By morning, I screamed at my children as they tried to help me with helium filled escaping balloons, and wind-blown streamers. Tears ran down my face as I realized I had bought the wrong shaped table clothes. Nothing seemed like enough, I wasn’t happy with any of the efforts I had previously made for the party. I wanted it to be more, I wished I had more money to put into it, etc. etc. Logically, I realize of course that this is ridiculous, that a bunch of twelve year old boys could give a rat’s ass about tablecloths or steamers, all they want to do is swim, run around and beat the crap out of each other but at that moment there is no logic just panic, tears and anger. And sadly, this is pretty typical of what happens to me anytime I entertain.
This is my struggle with anxiety, even while taking anxiety medication. I have read a lot on anxiety, been in and out of counseling over the years. I have tried escaping it, tried drowning out the constant hum in my mind of all that I can’t control with alcohol which only landed me in AA for a time.

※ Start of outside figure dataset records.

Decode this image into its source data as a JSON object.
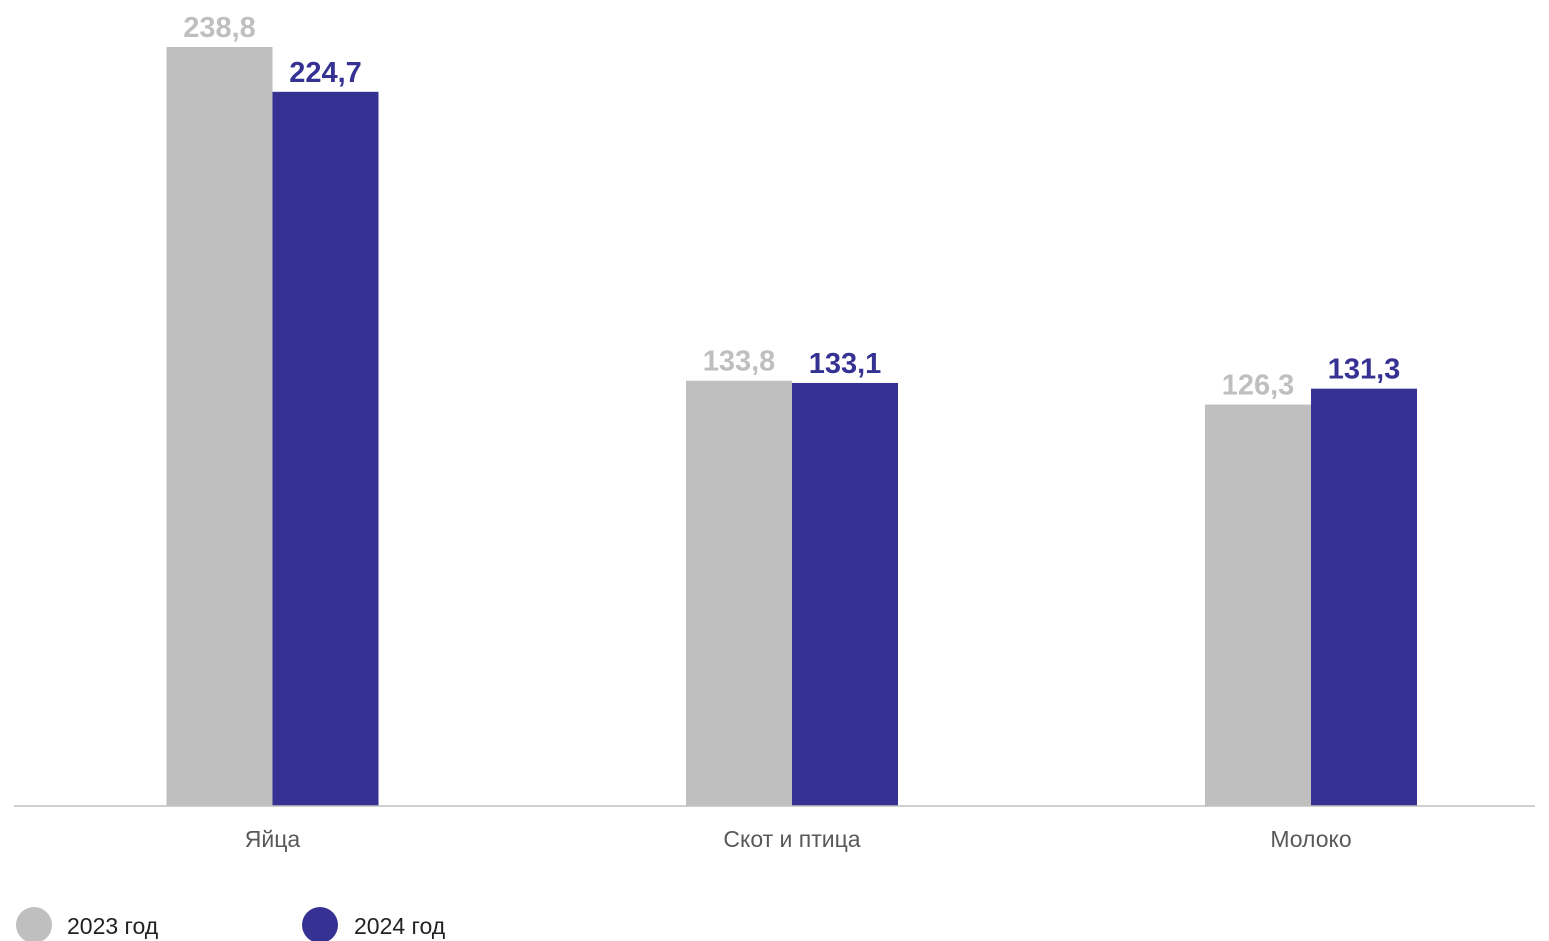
{
  "chart_data": {
    "type": "bar",
    "categories": [
      "Яйца",
      "Скот и птица",
      "Молоко"
    ],
    "series": [
      {
        "name": "2023 год",
        "values": [
          238.8,
          133.8,
          126.3
        ],
        "labels": [
          "238,8",
          "133,8",
          "126,3"
        ],
        "color": "#BFBFBF"
      },
      {
        "name": "2024 год",
        "values": [
          224.7,
          133.1,
          131.3
        ],
        "labels": [
          "224,7",
          "133,1",
          "131,3"
        ],
        "color": "#353293"
      }
    ],
    "ylim": [
      0,
      238.8
    ],
    "grid": false,
    "legend_position": "bottom-left",
    "title": "",
    "xlabel": "",
    "ylabel": ""
  }
}
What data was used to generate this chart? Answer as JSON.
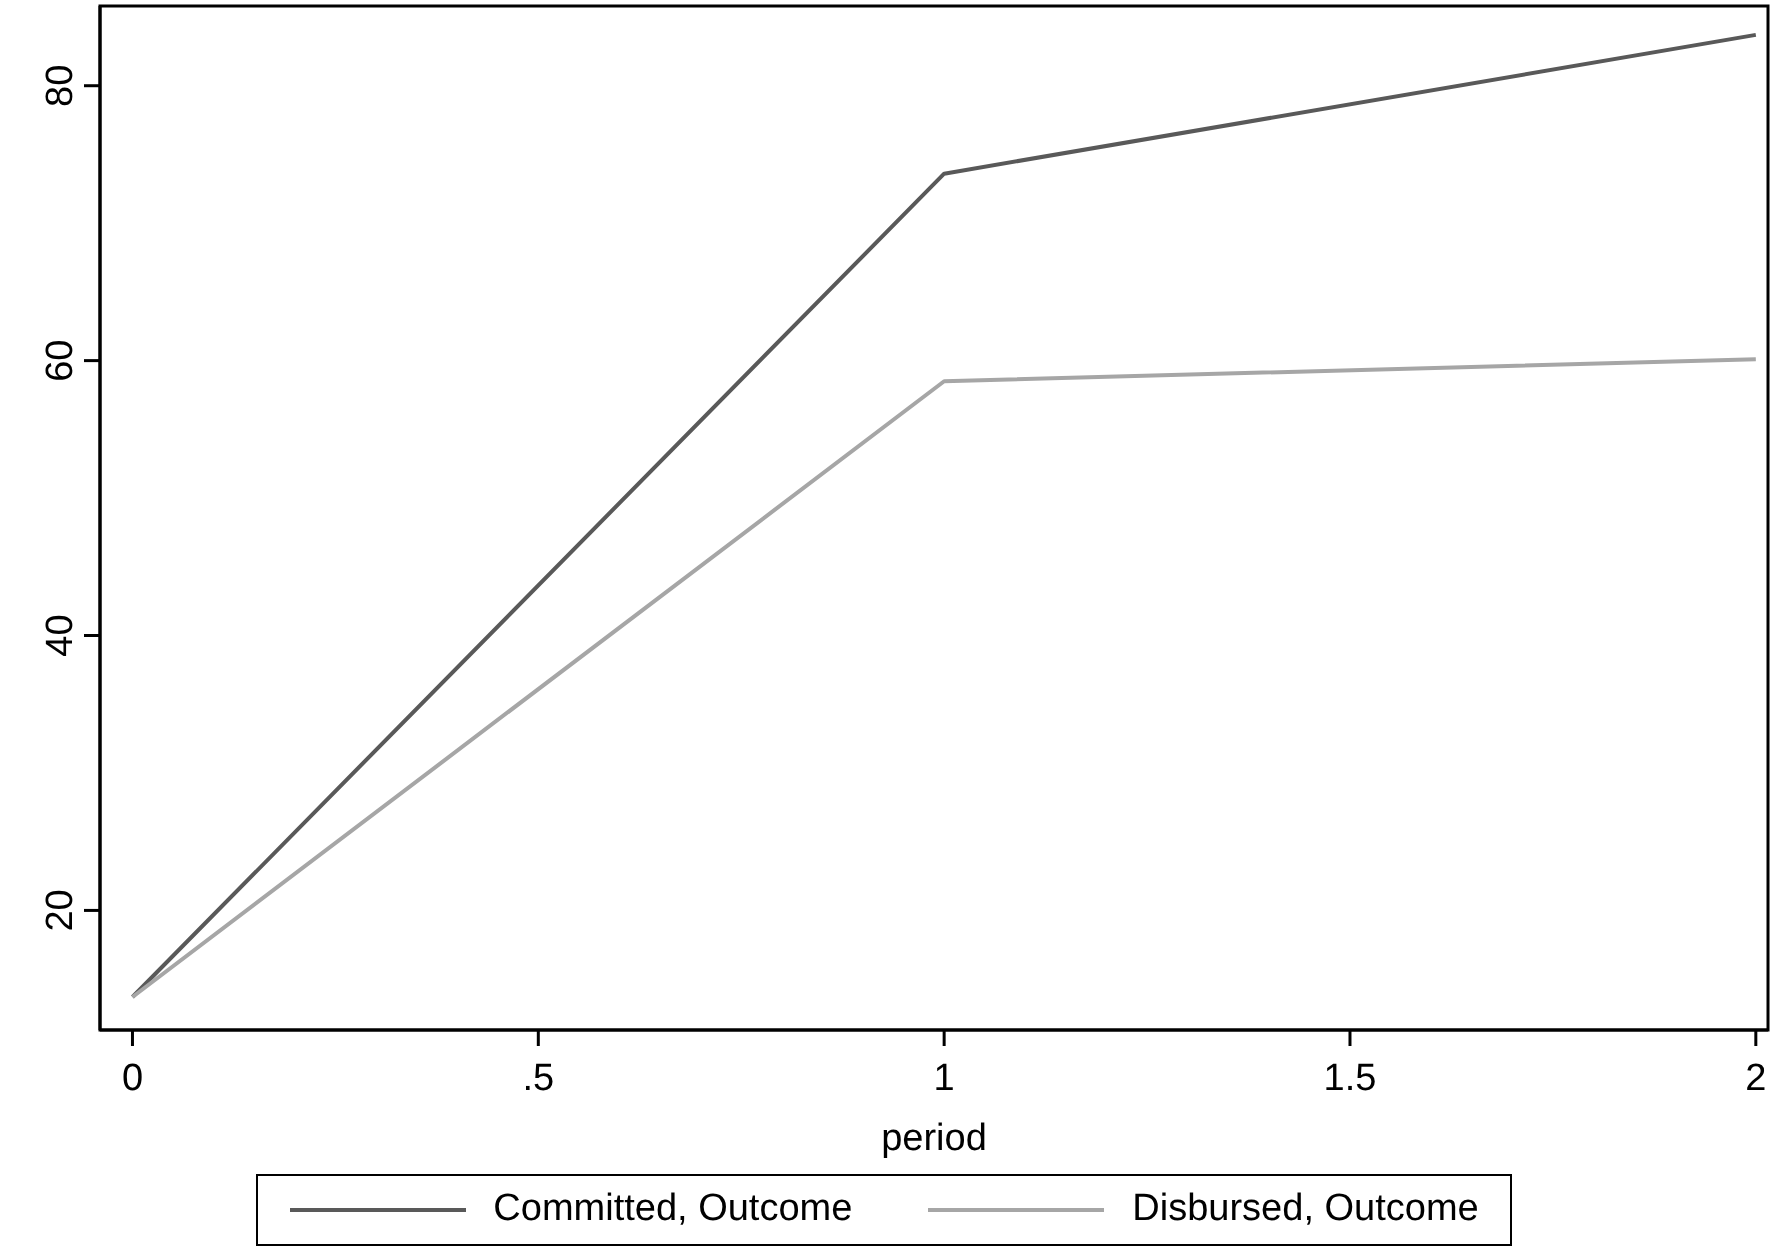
{
  "chart_data": {
    "type": "line",
    "xlabel": "period",
    "x": [
      0,
      1,
      2
    ],
    "series": [
      {
        "name": "Committed, Outcome",
        "color": "#595959",
        "values": [
          13.7,
          73.6,
          83.7
        ]
      },
      {
        "name": "Disbursed, Outcome",
        "color": "#a6a6a6",
        "values": [
          13.7,
          58.5,
          60.1
        ]
      }
    ],
    "xlim": [
      -0.04,
      2.015
    ],
    "xticks": [
      0,
      {
        "value": 0.5,
        "label": ".5"
      },
      1,
      1.5,
      2
    ],
    "ylim": [
      11.3,
      85.8
    ],
    "yticks": [
      20,
      40,
      60,
      80
    ],
    "grid": false,
    "legend": "bottom"
  }
}
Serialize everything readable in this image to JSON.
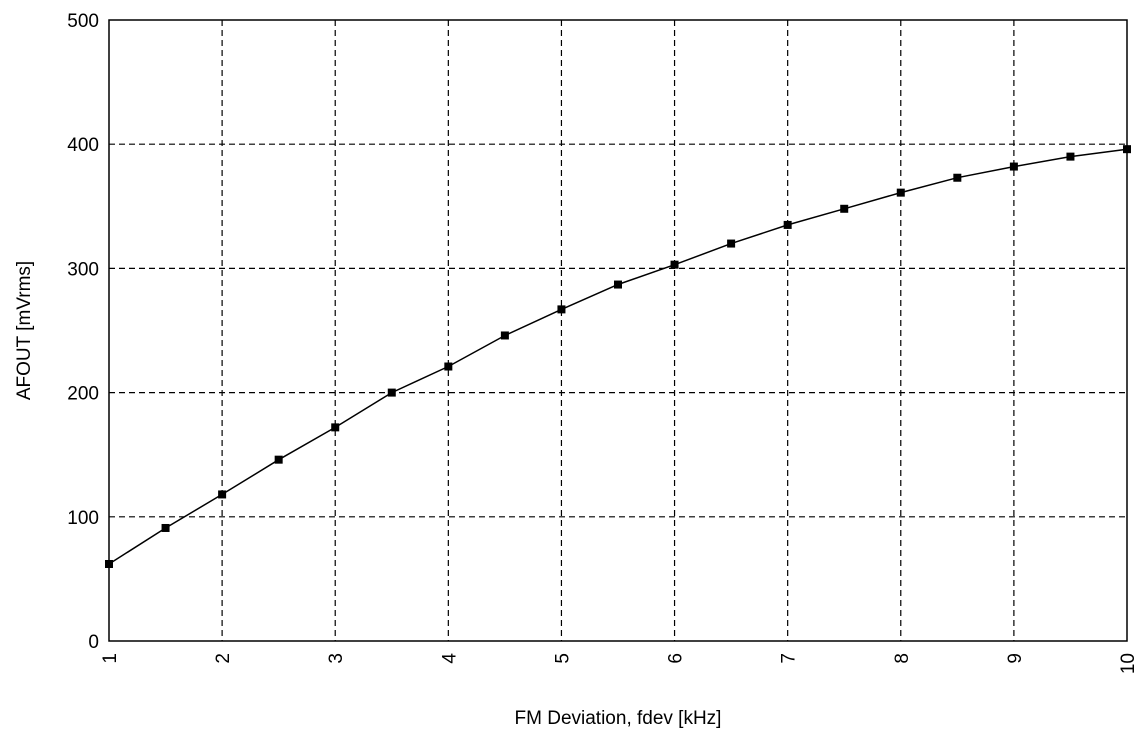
{
  "chart_data": {
    "type": "line",
    "title": "",
    "xlabel": "FM Deviation, fdev [kHz]",
    "ylabel": "AFOUT [mVrms]",
    "xlim": [
      1,
      10
    ],
    "ylim": [
      0,
      500
    ],
    "x_ticks": [
      1,
      2,
      3,
      4,
      5,
      6,
      7,
      8,
      9,
      10
    ],
    "y_ticks": [
      0,
      100,
      200,
      300,
      400,
      500
    ],
    "grid": true,
    "grid_style": "dashed",
    "marker": "square",
    "line_color": "#000000",
    "series": [
      {
        "x": [
          1,
          1.5,
          2,
          2.5,
          3,
          3.5,
          4,
          4.5,
          5,
          5.5,
          6,
          6.5,
          7,
          7.5,
          8,
          8.5,
          9,
          9.5,
          10
        ],
        "y": [
          62,
          91,
          118,
          146,
          172,
          200,
          221,
          246,
          267,
          287,
          303,
          320,
          335,
          348,
          361,
          373,
          382,
          390,
          396
        ]
      }
    ]
  }
}
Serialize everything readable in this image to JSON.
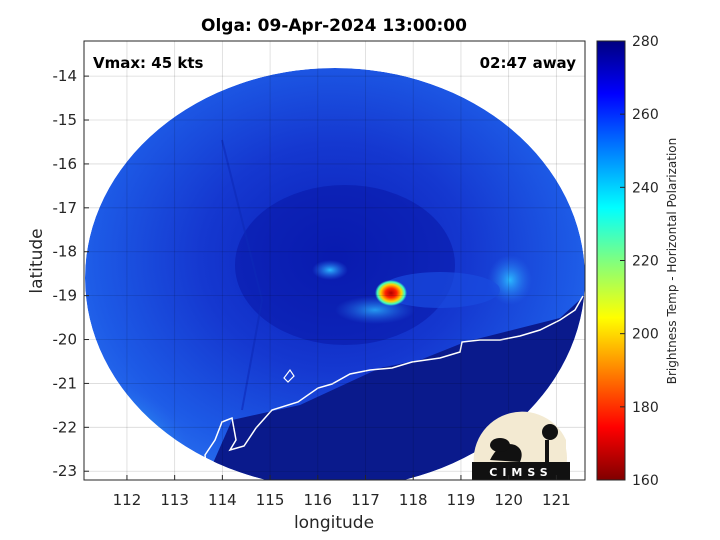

I currently take two medications; a mood stabilizer and an anti-anxiety med and I have a MMJ recommendation so at night or times of extreme anxiety I will medicate with MJ as well. I have three medications circulating through my body and mind at any given point just to get me through the day, just so I can function like a NORMAL person.
I haven’t given up on the notion of internal peace, and there are moments of every day that I can find some of it. I’m willing to embrace those moments and the fact that despite the anxiety I feel I have been blessed with a good life, a beautiful family, and a faith that keeps me going.